Entertainment
Paramount’s Revised Offer for Warner Bros Fails to Impress Investors
Paramount Skydance’s latest offer to acquire Warner Bros Discovery has not met the expectations of significant investors, according to statements made by Harris Oakmark, a prominent shareholder. As of the end of September, Harris Oakmark held approximately 96 million shares, representing about 4 percent of Warner Bros’ total shares. Portfolio manager and Director of U.S. Research at Harris Oakmark, Alex Fitch, expressed in an email to Reuters that while adjustments to Paramount’s bid were necessary, they remain inadequate.
Paramount’s hostile bid of $108.4 billion was amended earlier this week to enhance its financing structure. Key to this adjustment is a personal guarantee from Oracle co-founder Larry Ellison, who has pledged $40.4 billion of the bid. This move aims to bolster confidence among Warner Bros investors, particularly since the studio controls major franchises, including Harry Potter, Lord of the Rings, and Superman.
Questions surrounding the financing, much of which was previously held in a revocable trust, had led some stakeholders to hesitate on accepting Paramount’s offer.
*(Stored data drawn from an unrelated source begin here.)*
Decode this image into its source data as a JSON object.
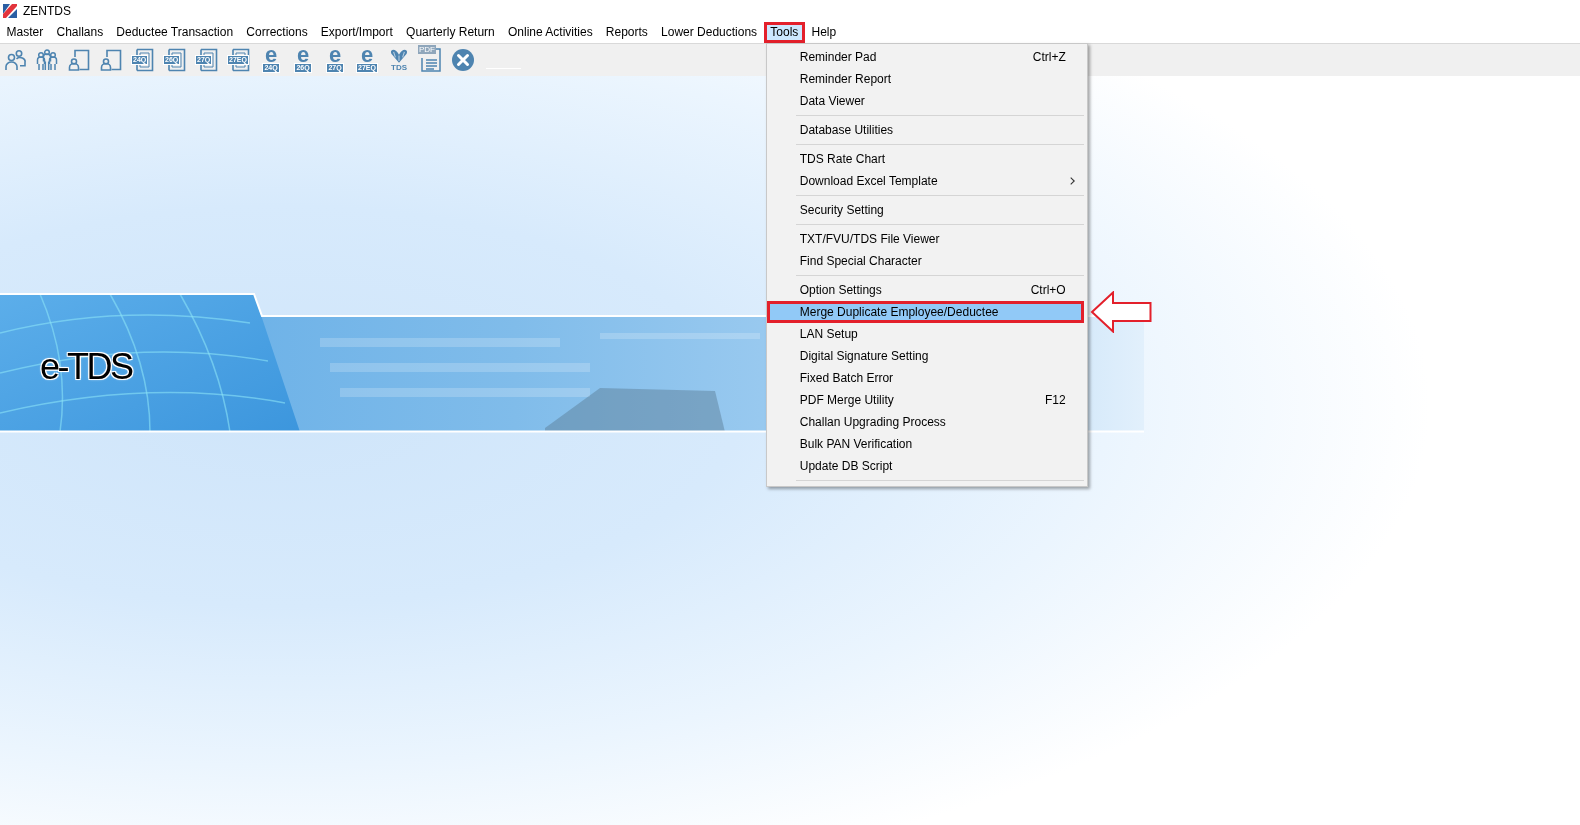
{
  "window": {
    "title": "ZENTDS"
  },
  "menu_bar": {
    "items": [
      {
        "label": "Master",
        "selected": false,
        "annotated": false
      },
      {
        "label": "Challans",
        "selected": false,
        "annotated": false
      },
      {
        "label": "Deductee Transaction",
        "selected": false,
        "annotated": false
      },
      {
        "label": "Corrections",
        "selected": false,
        "annotated": false
      },
      {
        "label": "Export/Import",
        "selected": false,
        "annotated": false
      },
      {
        "label": "Quarterly Return",
        "selected": false,
        "annotated": false
      },
      {
        "label": "Online Activities",
        "selected": false,
        "annotated": false
      },
      {
        "label": "Reports",
        "selected": false,
        "annotated": false
      },
      {
        "label": "Lower Deductions",
        "selected": false,
        "annotated": false
      },
      {
        "label": "Tools",
        "selected": true,
        "annotated": true
      },
      {
        "label": "Help",
        "selected": false,
        "annotated": false
      }
    ]
  },
  "toolbar": {
    "buttons": [
      {
        "kind": "people"
      },
      {
        "kind": "group"
      },
      {
        "kind": "contact"
      },
      {
        "kind": "contact"
      },
      {
        "kind": "form",
        "label": "24Q"
      },
      {
        "kind": "form",
        "label": "26Q"
      },
      {
        "kind": "form",
        "label": "27Q"
      },
      {
        "kind": "form",
        "label": "27EQ"
      },
      {
        "kind": "eform",
        "letter": "e",
        "label": "24Q"
      },
      {
        "kind": "eform",
        "letter": "e",
        "label": "26Q"
      },
      {
        "kind": "eform",
        "letter": "e",
        "label": "27Q"
      },
      {
        "kind": "eform",
        "letter": "e",
        "label": "27EQ"
      },
      {
        "kind": "emblem",
        "label": "TDS"
      },
      {
        "kind": "document",
        "label": "PDF"
      },
      {
        "kind": "close"
      }
    ]
  },
  "tools_menu": {
    "items": [
      {
        "kind": "item",
        "label": "Reminder Pad",
        "shortcut": "Ctrl+Z",
        "submenu": false,
        "selected": false,
        "annotated": false,
        "arrow": false
      },
      {
        "kind": "item",
        "label": "Reminder Report",
        "submenu": false,
        "selected": false,
        "annotated": false,
        "arrow": false
      },
      {
        "kind": "item",
        "label": "Data Viewer",
        "submenu": false,
        "selected": false,
        "annotated": false,
        "arrow": false
      },
      {
        "kind": "separator"
      },
      {
        "kind": "item",
        "label": "Database Utilities",
        "submenu": false,
        "selected": false,
        "annotated": false,
        "arrow": false
      },
      {
        "kind": "separator"
      },
      {
        "kind": "item",
        "label": "TDS Rate Chart",
        "submenu": false,
        "selected": false,
        "annotated": false,
        "arrow": false
      },
      {
        "kind": "item",
        "label": "Download Excel Template",
        "submenu": true,
        "selected": false,
        "annotated": false,
        "arrow": false
      },
      {
        "kind": "separator"
      },
      {
        "kind": "item",
        "label": "Security Setting",
        "submenu": false,
        "selected": false,
        "annotated": false,
        "arrow": false
      },
      {
        "kind": "separator"
      },
      {
        "kind": "item",
        "label": "TXT/FVU/TDS File Viewer",
        "submenu": false,
        "selected": false,
        "annotated": false,
        "arrow": false
      },
      {
        "kind": "item",
        "label": "Find Special Character",
        "submenu": false,
        "selected": false,
        "annotated": false,
        "arrow": false
      },
      {
        "kind": "separator"
      },
      {
        "kind": "item",
        "label": "Option Settings",
        "shortcut": "Ctrl+O",
        "submenu": false,
        "selected": false,
        "annotated": false,
        "arrow": false
      },
      {
        "kind": "item",
        "label": "Merge Duplicate Employee/Deductee",
        "submenu": false,
        "selected": true,
        "annotated": true,
        "arrow": true
      },
      {
        "kind": "item",
        "label": "LAN Setup",
        "submenu": false,
        "selected": false,
        "annotated": false,
        "arrow": false
      },
      {
        "kind": "item",
        "label": "Digital Signature Setting",
        "submenu": false,
        "selected": false,
        "annotated": false,
        "arrow": false
      },
      {
        "kind": "item",
        "label": "Fixed Batch Error",
        "submenu": false,
        "selected": false,
        "annotated": false,
        "arrow": false
      },
      {
        "kind": "item",
        "label": "PDF Merge Utility",
        "shortcut": "F12",
        "submenu": false,
        "selected": false,
        "annotated": false,
        "arrow": false
      },
      {
        "kind": "item",
        "label": "Challan Upgrading Process",
        "submenu": false,
        "selected": false,
        "annotated": false,
        "arrow": false
      },
      {
        "kind": "item",
        "label": "Bulk PAN Verification",
        "submenu": false,
        "selected": false,
        "annotated": false,
        "arrow": false
      },
      {
        "kind": "item",
        "label": "Update DB Script",
        "submenu": false,
        "selected": false,
        "annotated": false,
        "arrow": false
      },
      {
        "kind": "separator"
      }
    ]
  },
  "banner": {
    "title": "e-TDS"
  }
}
In response to competitor Netflix’s proposal, Paramount has also increased its regulatory break fee to $5.8 billion from $5 billion. Despite these improvements, the company has not raised its offer price of $30 per share.
Investor Reactions and Strategic Implications
Warner Bros investors now have until January 21, 2024, to make a decision on the tender offer. The Warner Bros board unanimously recommended that shareholders reject Paramount’s initial bid in favor of Netflix’s offer. Although Netflix’s cash offer of $23.25 per share is lower, the board argued that it was more attractive due to its secure financing and included additional stock options.
Investor Yussef Gheriani, chief investment officer at IHT Wealth Management, emphasized the rarity of opportunities to acquire high-quality media assets. He commented, “It’s really rare to get an opportunity to add top shelf media assets to your portfolio,” indicating that he is inclined to follow the board’s recommendation.
Another investor, Thomas Poehling, who holds 484,000 shares of Warner Bros and 639,000 shares of Paramount, stated he would likely accept the revised offer unless Netflix counters. Poehling noted that Ellison’s guarantee introduces stability to Paramount’s bid, alleviating some financing concerns.
Market Dynamics and Shareholder Influence
The competition for Warner Bros highlights the significant interest in its assets. The three largest shareholders—Vanguard, State Street, and BlackRock—collectively own over 22 percent of Warner Bros. Notably, all three firms are also among the top investors in both Paramount and Netflix. Their influence could play a crucial role in determining the success of either bid.
As the deadline approaches, Paramount’s strategy will be critical in shaping the future of Warner Bros Discovery amidst a fierce bidding landscape. The outcome of this contest not only impacts the companies involved but also reflects broader trends in the media and entertainment industry, where consolidation and competition continue to evolve.